Книга состоит из четырех глав. В главе I прослеживается история изучения чувств в хронологическом порядке, начиная с возникновения истории эмоций в конце XIX века, и ее развитие помещается в контекст социальных и политических событий, а также в контекст развития других научных дисциплин, которые оказывали на нее влияние. Таким образом демонстрируется, что и у истории эмоций есть история. В главе II речь пойдет о социально-конструктивистском полюсе в дискуссии об эмоциях, а также о науке, которая более, чем любая другая, способствовала осознанию того, что в разных культурах о чувствах говорят по-разному: это дисциплина, в одних научных культурах именуемая этнологией, в других – антропологией. В главе III мы направим наш объектив на другой полюс – эссенциалистский – и дадим обзор изучения эмоций в экспериментальной психологии с конца XIX века с особенным вниманием к новейшим нейрологическим исследованиям. Тут надо сделать одно замечание касательно терминологии: в качестве общего термина для психологии, физиологии, медицины, нейронауки и других подобных дисциплин я использую понятие «науки о жизни». Оно восходит к английскому выражению life sciences, которое вошло в оборот в 1980–1990‐е годы в качестве собирательного термина, объединяющего более узкое понятие «биология» с дисциплинами, которые тем или иным образом занимаются живыми организмами, – например (назову лишь некоторые), с когнитивной психологией, изучением мозга и нейроинформатикой. Понятие «науки о жизни» отражает зыбкость границ между этими дисциплинами. И наконец, в главе IV обрисованы перспективные ареалы исторического изучения эмоций. Посвящая главу II социальному конструктивизму, а главу III – универсализму, я, таким образом, тоже сохраняю в своей книге эту дихотомию. Ее структурирующая роль во всем, что было до сих пор написано, слишком велика, чтобы книга, задуманная хотя бы отчасти как синтез, могла это наследие полностью отбросить. Но если эта книга поможет осознать разделяющий два лагеря ров как проблему и в конце концов навести через него мосты, то это будет большим достижением.

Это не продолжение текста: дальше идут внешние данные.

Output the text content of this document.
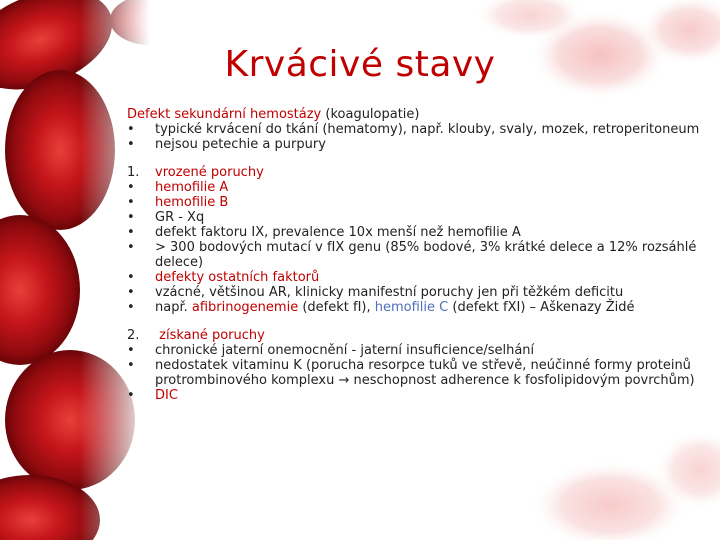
Krvácivé stavy
Defekt sekundární hemostázy (koagulopatie)
•	typické krvácení do tkání (hematomy), např. klouby, svaly, mozek, retroperitoneum
•	nejsou petechie a purpury
1.	vrozené poruchy
•	hemofilie A
•	hemofilie B
•	GR - Xq
•	defekt faktoru IX, prevalence 10x menší než hemofilie A
•	> 300 bodových mutací v fIX genu (85% bodové, 3% krátké delece a 12% rozsáhlé delece)
•	defekty ostatních faktorů
•	vzácné, většinou AR, klinicky manifestní poruchy jen při těžkém deficitu
•	např. afibrinogenemie (defekt fI), hemofilie C (defekt fXI) – Aškenazy Židé
2.	získané poruchy
•	chronické jaterní onemocnění - jaterní insuficience/selhání
•	nedostatek vitaminu K (porucha resorpce tuků ve střevě, neúčinné formy proteinů protrombinového komplexu → neschopnost adherence k fosfolipidovým povrchům)
•	DIC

Но прежде всего, во Введении, мы обратимся к тем фундаментальным вопросам, которые вновь и вновь задаются, когда речь заходит об истории эмоций: что такое эмоция? У кого бывают эмоции? Где их место? Есть ли у них история? Если у них есть история, то как ее изучать историкам? Намечая ответы на эти вопросы, я буду рассказывать о поисках, которые велись в нескольких областях знаний, и прежде всего речь пойдет о философии. Во-первых, потому что поиски, которые ведутся философами уже два с половиной тысячелетия, оказали особенно сильное влияние на другие области и, следовательно, образуют необходимый каркас для этой книги; во-вторых, потому что в следующих главах философия отойдет на второй план, уступив место этнологии, антропологии и наукам о жизни; и в-третьих, потому что в философии эти поиски шли зачастую не под знаком дихотомии «универсализм vs. социальный конструктивизм», а под знаком других тем и дихотомий, что позволяет нам увидеть, что этот важнейший для новейших исследований эмоций водораздел на самом деле есть явление очень недавнее – и преодолимое25.